People prefer problems that are familiar to solutions which are not. If you doubt that, look at the current churn and burn of discussions about the not yet adopted Norwich budget. I have to bet many of the people who voted for a seismic shift in the political composition of both the City Council and the Board of Education last November are the same ones who’ve been insisting on further reviews on proposed economies.
You don’t need read a newspaper to know people everywhere are struggling to make ends meet. From small business owners, through single parent households to towns and cities trying to create budgets that deliver value for the citizens’ tax dollars without bankrupting the very people in whose name government was formed, no one is immune. Attendance and discussions (if not actual arguments) at public meetings and budget hearings this year prove that.
We all know how often in our own households we turn over every dollar before we spend it. That’s why so many insisted those whom we elect could not continue to have us live beyond our means. While we may agree we philosophically that can do anything, as a practical matter we cannot do everything.

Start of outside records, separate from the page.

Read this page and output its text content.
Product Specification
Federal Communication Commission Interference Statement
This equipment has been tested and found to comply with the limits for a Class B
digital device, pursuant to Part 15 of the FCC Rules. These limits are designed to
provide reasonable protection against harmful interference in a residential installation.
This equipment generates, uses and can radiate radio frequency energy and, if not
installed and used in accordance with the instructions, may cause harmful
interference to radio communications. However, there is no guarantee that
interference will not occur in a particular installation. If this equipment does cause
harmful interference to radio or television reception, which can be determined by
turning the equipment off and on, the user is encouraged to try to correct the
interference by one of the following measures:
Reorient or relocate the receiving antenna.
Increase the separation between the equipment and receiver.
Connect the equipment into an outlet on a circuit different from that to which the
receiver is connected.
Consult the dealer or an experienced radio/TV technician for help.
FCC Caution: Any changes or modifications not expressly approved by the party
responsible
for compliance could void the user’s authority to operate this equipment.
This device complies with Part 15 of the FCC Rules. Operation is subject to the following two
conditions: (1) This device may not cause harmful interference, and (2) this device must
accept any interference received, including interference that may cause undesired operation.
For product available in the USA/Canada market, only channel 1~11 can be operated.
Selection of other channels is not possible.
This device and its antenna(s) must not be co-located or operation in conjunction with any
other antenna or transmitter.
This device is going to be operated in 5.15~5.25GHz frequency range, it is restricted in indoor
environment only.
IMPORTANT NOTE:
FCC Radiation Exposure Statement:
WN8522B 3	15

The devil is in the detail and difference. Exactly which parts of not everything should we do and how should we pay for them? Everyone has an idea but we’ve reached a point in the process where only the members of the City Council have the final decision.
Those seven men and women who are our Norwich City Council aren't an abstraction. You know them, they are our neighbors and they are those whom we chose from a pretty big field of choices six months ago (that adage about time flying comes to mind). It was Tip O'Neill who observed that 'all politics is local' and when you look at our local level, there's not a lot of ideological differences that get in the way of each of them trying to do a good job in Council Chambers.
The Mayor, sometimes with and other times despite the City Council, is working to define community and economic development goals of the City, while the City Manager refines that vision into a plan of action and holds accountable the municipal departments to achieve those goals. All the elected and appointed officials work with agencies and volunteers towards and for a greater good and a more hopeful city. But it can no longer be a discussion about style over substance. It’s now time to decide.
How often have we pitted teachers against policemen, human services versus road repair? Too often. And what changed? Nothing and now that has to stop. We have more wants than wallet. The City Council must decide what we can and will afford and what we must do without. We, no matter how we voted in November, must support the spending and investment decisions made by those whom we have chosen.
Talk is cheap; good government certainly isn’t.